Following a brief public tax hearing Thursday night, the Christian County School Board voted unanimously in favor of keeping all current tax rates the same for the 2023-24 fiscal year.
This includes 42.2 cents per $100 of assessed real estate, 42.8 cents per $100 of assessed personal property, 56.6 cents per $100 of motor vehicle value, and a flat 3% utility tax.
Jessica Darnell, the district’s director of finance, noted this means an expected $1.68 million of increased revenue for the next 12 months up to roughly $20 million — due mostly to Christian County’s continued growth.
However, it was she and the school’s attorney Jack Lackey Jr. who clarified that while the coming boon is a positive, changes in the state’s SEEK funding mechanism will greatly neuter the end results.
Darnell also took considerable time to make three key points about the school’s tax rates — which have either stayed nearly the same or been lowered, in the last four years. All following a defeated vote of a recallable nickel tax in 2019.
At 42.2 cents, she said Christian County has the seventh lowest property tax rate in the state, the 11th largest population, and geographically the second largest size.
No other notes were given with these points, but one could easily infer that a large population over a wide area brings with it considerable costs in transportation, staffing, facilities, and other non-trivial needs for students, faculty, and administration.
Darnell did note through tables, however, several comparisons for Christian County and around the state.
Every single surrounding district has higher real estate and personal property taxes. Dawson Springs is at 74.7. Hopkins County has 68.2. Muhlenberg County has 53.8. Trigg County has 54.9, approved just last week. Todd County has 45.6. Caldwell County has 44.6.
She also pointed to other similar counterparts across the Commonwealth. McCracken County, consolidated since 2013 and a 2020 census clocking in above 67,400 people, has a student population of around 6,500 with real and personal at 53.8, and motor vehicle at 52.9.
Paducah Independent, which has almost 2,800 students and pulls in taxes from at least 20,000 city residents, has real at 84.6, personal at 86.4, and tax at 56.6.
This took District 1’s Jeff Moore aback.
Christian County doesn’t even have the highest motor vehicle tax rate in south western Kentucky. That belongs to Dawson Independent, at 68.7.
Another comparable county is Laurel, which is at 46.4 in real, 48.4 in personal, 46.3 in motor vehicle, and has a county population of more than 62,500.
One could look at median incomes, too, even though those weren’t brought up Thursday. Laurel County reported $49,033 per year in the last census; Christian County reported $47,750.

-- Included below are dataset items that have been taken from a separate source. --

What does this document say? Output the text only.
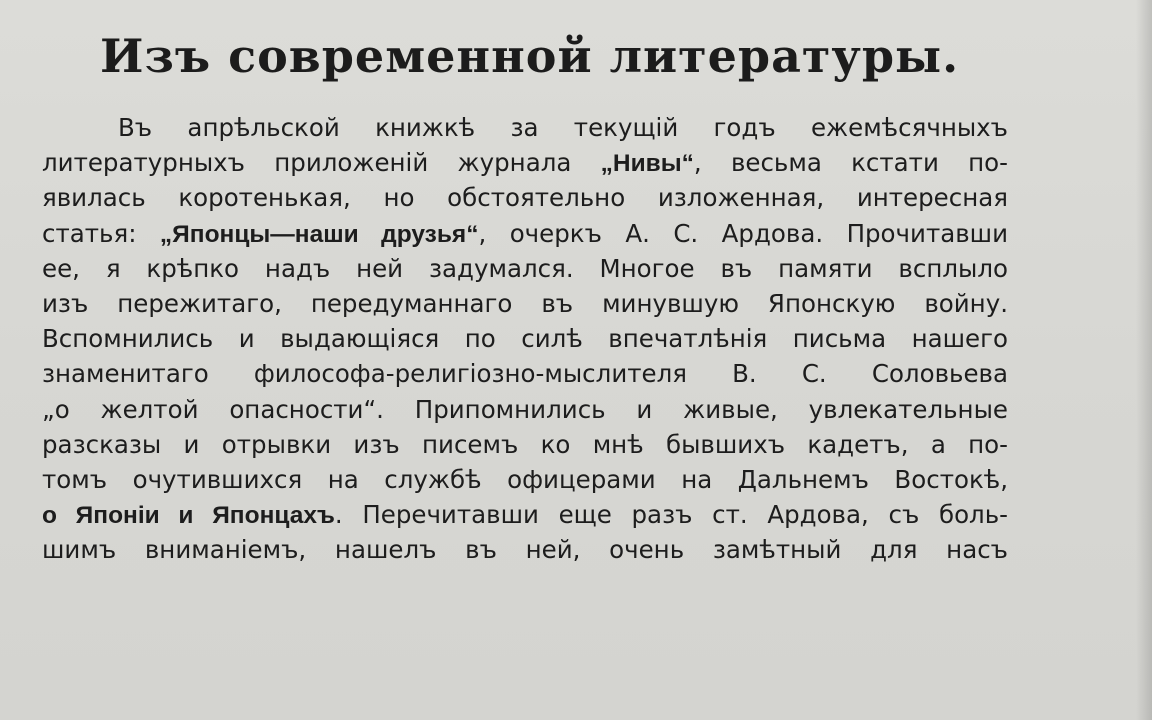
Изъ современной литературы.
Въ апрѣльской книжкѣ за текущій годъ ежемѣсячныхъ
литературныхъ приложеній журнала „Нивы“, весьма кстати по-
явилась коротенькая, но обстоятельно изложенная, интересная
статья: „Японцы—наши друзья“, очеркъ А. С. Ардова. Прочитавши
ее, я крѣпко надъ ней задумался. Многое въ памяти всплыло
изъ пережитаго, передуманнаго въ минувшую Японскую войну.
Вспомнились и выдающіяся по силѣ впечатлѣнія письма нашего
знаменитаго философа-религіозно-мыслителя В. С. Соловьева
„о желтой опасности“. Припомнились и живые, увлекательные
разсказы и отрывки изъ писемъ ко мнѣ бывшихъ кадетъ, а по-
томъ очутившихся на службѣ офицерами на Дальнемъ Востокѣ,
о Японіи и Японцахъ. Перечитавши еще разъ ст. Ардова, съ боль-
шимъ вниманіемъ, нашелъ въ ней, очень замѣтный для насъ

Wolfe County, Darnell added, is the state’s smallest — and has a rate at 36.6, just six cents fewer on the $100 than Christian County does.
From 2020-21 to 2021-22, Christian County experienced more than $360 million of increased assessed valued. From 2021-22 to 2022-23, this increase was more than $330 million. And the projection for 2023-24 is an increase of more than $388 million — bringing assessed values north of $5.3 billion.

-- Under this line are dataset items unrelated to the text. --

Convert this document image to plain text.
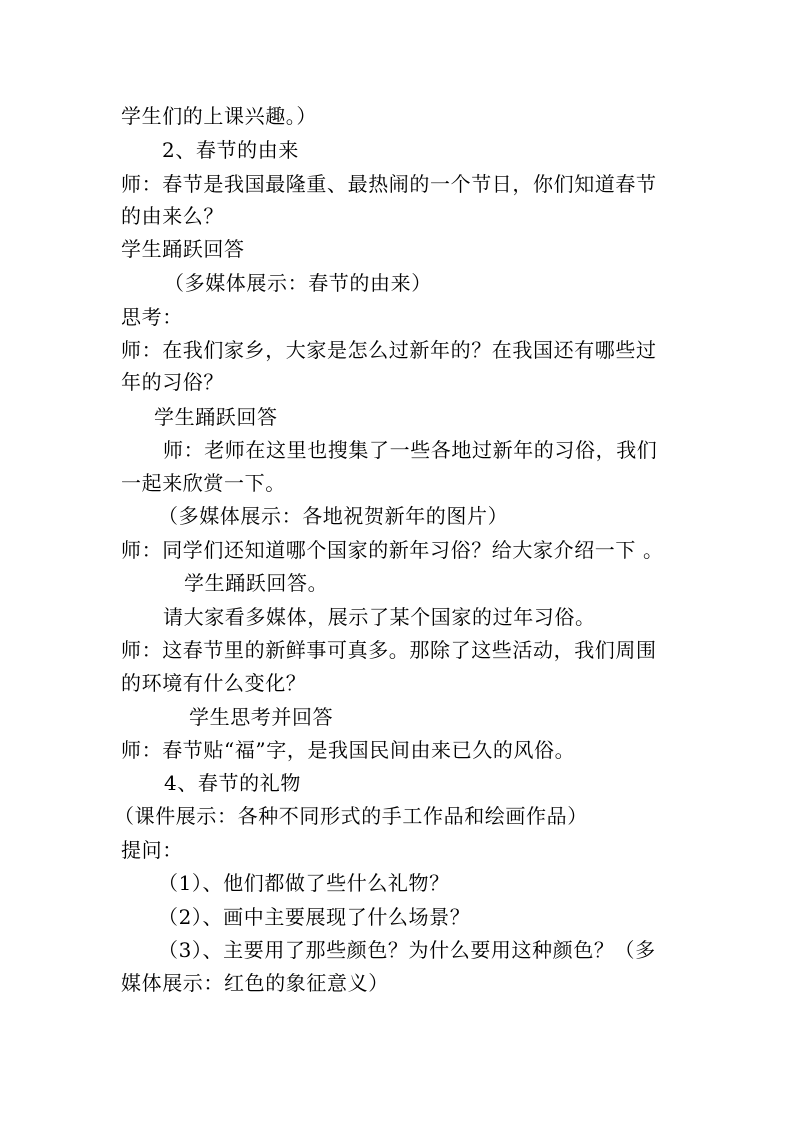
学生们的上课兴趣。）
2、春节的由来
师：春节是我国最隆重、最热闹的一个节日，你们知道春节
的由来么？
学生踊跃回答
（多媒体展示：春节的由来）
思考：
师：在我们家乡，大家是怎么过新年的？在我国还有哪些过
年的习俗？
学生踊跃回答
师：老师在这里也搜集了一些各地过新年的习俗，我们
一起来欣赏一下。
（多媒体展示：各地祝贺新年的图片）
师：同学们还知道哪个国家的新年习俗？给大家介绍一下 。
学生踊跃回答。
请大家看多媒体，展示了某个国家的过年习俗。
师：这春节里的新鲜事可真多。那除了这些活动，我们周围
的环境有什么变化？
学生思考并回答
师：春节贴“福”字，是我国民间由来已久的风俗。
4、春节的礼物
（课件展示：各种不同形式的手工作品和绘画作品）
提问：
（1）、他们都做了些什么礼物？
（2）、画中主要展现了什么场景？
（3）、主要用了那些颜色？为什么要用这种颜色？（多
媒体展示：红色的象征意义）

By the numbers, Christian County’s past three years have been the best in property value and growth since at least 2001-02, and perhaps longer.
The arrival of Ascend Elements and other Commerce Park II developments, the eventual and inevitable consolidation of Christian County and Hopkinsville high schools, the return of and the construction of restaurants, the remodel of the Hopkinsville-Christian County Public Library, the expected growth of Oak Grove under legalized sports gambling and the refitting of Breathitt Parkway for I-169 will only further bolster these values.